I'd write something similar, more or less; Probably the following, not for optimization, but more as a matter of style:

    const char countries[][3] = {
        "A1",
        "A0",
       // [...]
    };

    // [...]

    int total_countries = (int) (sizeof(countries) / sizeof(countries[0]));
    return cc < total_countries ? countries[cc] : "UNKNOWN";
No need to hard code the length, and the cast is guaranteed to be within the bounds of an int on all platforms as long as you don't go over 2^16-1 countries.


I think that's the best solution (the only potential optimization I can think of would be to add a padding byte after every country to force 32bit alignment which would make the offset computation faster on some architectures, although probably not on x86).
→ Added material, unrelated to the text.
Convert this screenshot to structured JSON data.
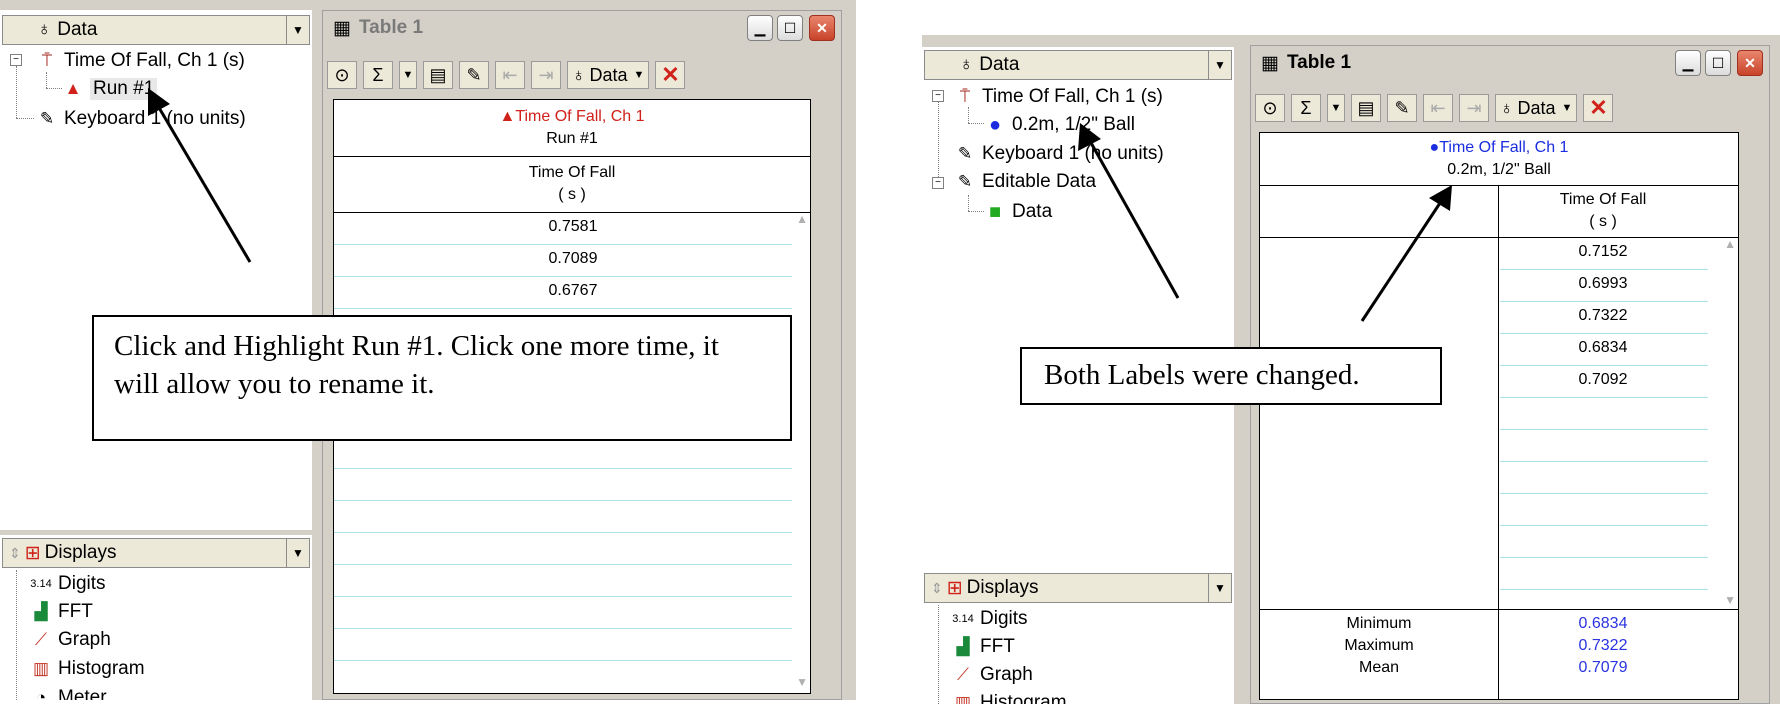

Stylistically-wise I think the best solution would be to write the array like:

    const char countries[][3] = {
        [0] = "A1",
        [1] = "A0",
    };
This way the codes are explicit when you read the code and it makes editing the array a little easier. Unfortunately gcc only warns if you set the same index twice with -Wextra, it remains silent with -Wall.


> This way the codes are explicit when you read the code

Good call. It might have caught the off-by-one mistake I made (the codes start from 1 and not 0 in the blog post). Maybe even switch to using an enum as our index instead of an int.


Well caught! I have two off by one errors :D seems they start from 1 instead of 0, and I didn't account for the null byte :D your solution is nicer and easier to read :)


This jives with the overall point of the article of keep it simple and readable. The semi fancy indexing caused 2 errors and the upside is negligible after the compiler gets done with it.